Career con artist Roy Courtnay (Ian McKellen) can hardly believe his luck when he meets well-to-do widow Betty McLeish (Helen Mirren) online. As Betty opens her home and life to him, Roy is surprised to find himself caring about her, turning what should be a cut-and-dry swindle into the most treacherous tightrope walk of his life.
Considering the magnetism and skill of both Ian McKellen and Helen Mirren, it's a shame that it's now so rare for both of them to be leading a movie. That said, there's no excuse for how poor 'The Good Liar' is, and you get the sense they both signed on merely as an excuse to work together than out of any love of the script or the story.
In fact, 'The Good Liar' is so feebly written, so poorly plotted, and so drearily directed that it never once capitalises on what Mirren and McKellen are capable. Although McKellen has worked with Bill Condon on numerous occasions, most notably in 'Gods & Monsters', the partnership is clearly running dry if this is what they're at now. Likewise, the supporting cast of Russel Tovey, Jim Carter and Mark Lewis Jones fail to make any kind of dent on the proceedings.

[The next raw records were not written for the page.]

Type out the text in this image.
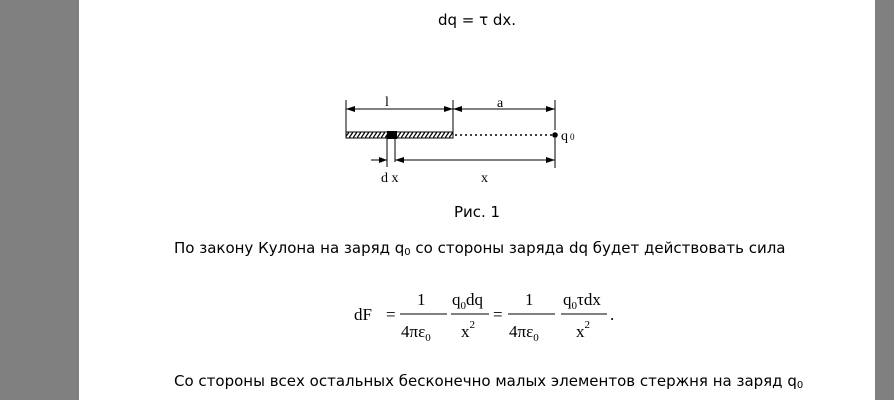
dq = τ dx.
l	a
q 0
d x	x
Рис. 1
По закону Кулона на заряд $q_0$ со стороны заряда dq будет действовать сила
dF =
1
$4\pi\varepsilon_0$
$q_0dq$
$x^2$
=
1
$4\pi\varepsilon_0$
$q_0\tau dx$
$x^2$
.
Со стороны всех остальных бесконечно малых элементов стержня на заряд $q_0$
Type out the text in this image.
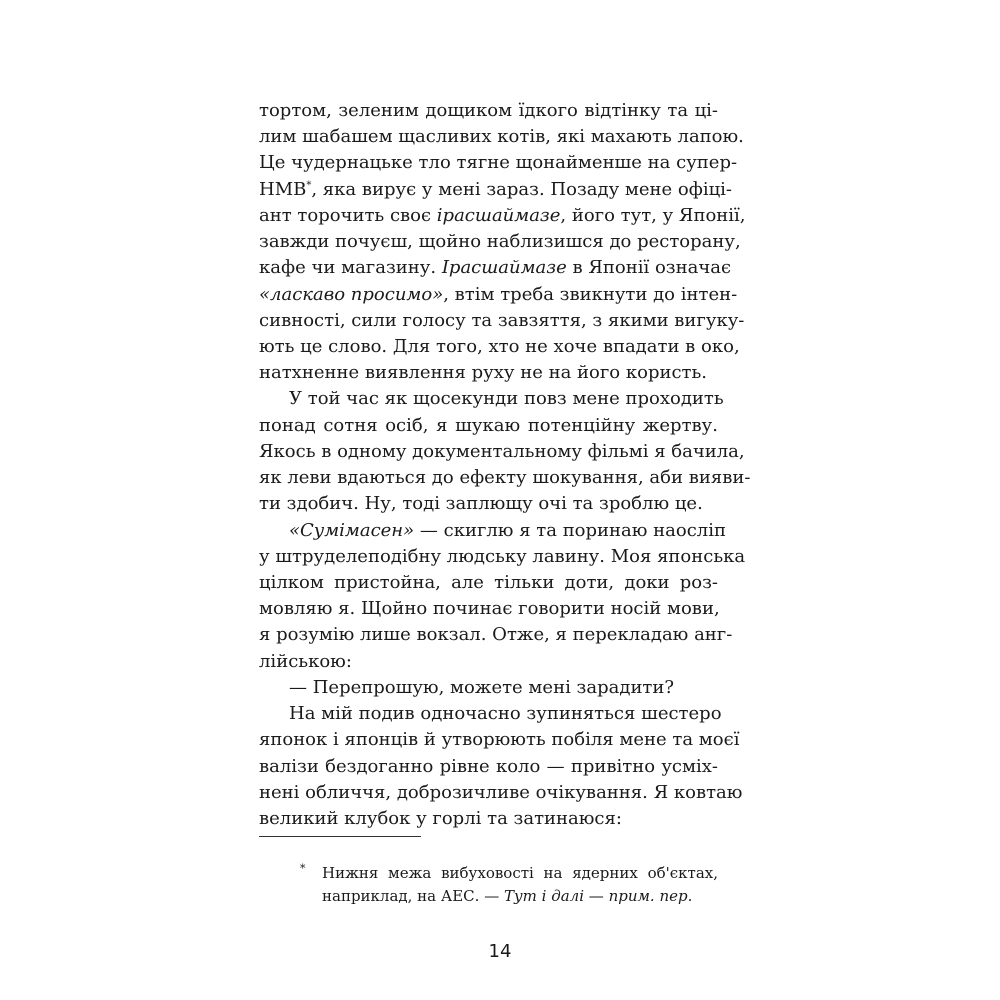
тортом, зеленим дощиком їдкого відтінку та ці-
лим шабашем щасливих котів, які махають лапою.
Це чудернацьке тло тягне щонайменше на супер-
НМВ*, яка вирує у мені зараз. Позаду мене офіці-
ант торочить своє ірасшаймазе, його тут, у Японії,
завжди почуєш, щойно наблизишся до ресторану,
кафе чи магазину. Ірасшаймазе в Японії означає
«ласкаво просимо», втім треба звикнути до інтен-
сивності, сили голосу та завзяття, з якими вигуку-
ють це слово. Для того, хто не хоче впадати в око,
натхненне виявлення руху не на його користь.
У той час як щосекунди повз мене проходить
понад сотня осіб, я шукаю потенційну жертву.
Якось в одному документальному фільмі я бачила,
як леви вдаються до ефекту шокування, аби вияви-
ти здобич. Ну, тоді заплющу очі та зроблю це.
«Сумімасен» — скиглю я та поринаю наосліп
у штруделеподібну людську лавину. Моя японська
цілком пристойна, але тільки доти, доки роз-
мовляю я. Щойно починає говорити носій мови,
я розумію лише вокзал. Отже, я перекладаю анг-
лійською:
— Перепрошую, можете мені зарадити?
* Нижня межа вибуховості на ядерних об'єктах,
наприклад, на АЕС. — Тут і далі — прим. пер.
14
На мій подив одночасно зупиняться шестеро
японок і японців й утворюють побіля мене та моєї
валізи бездоганно рівне коло — привітно усміх-
нені обличчя, доброзичливе очікування. Я ковтаю
великий клубок у горлі та затинаюся:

The script and plot may take its nods from something like Patricia Highsmith, but it has absolutely none of the subtlety or charms, nor is it remotely smart enough to pull off the kind of twists it's attempting here. In fact, the final act is done in such a clumsy and poorly thought-out way that it just robs 'The Good Liar' of any hope of redeeming itself. In the hands of another director and another screenwriter, there might have been something close to trashy enjoyment. Sadly, 'The Good Liar' isn't bad enough to be fun, and isn't good enough to warrant your attention. What's left is a missed opportunity and a squandered cast.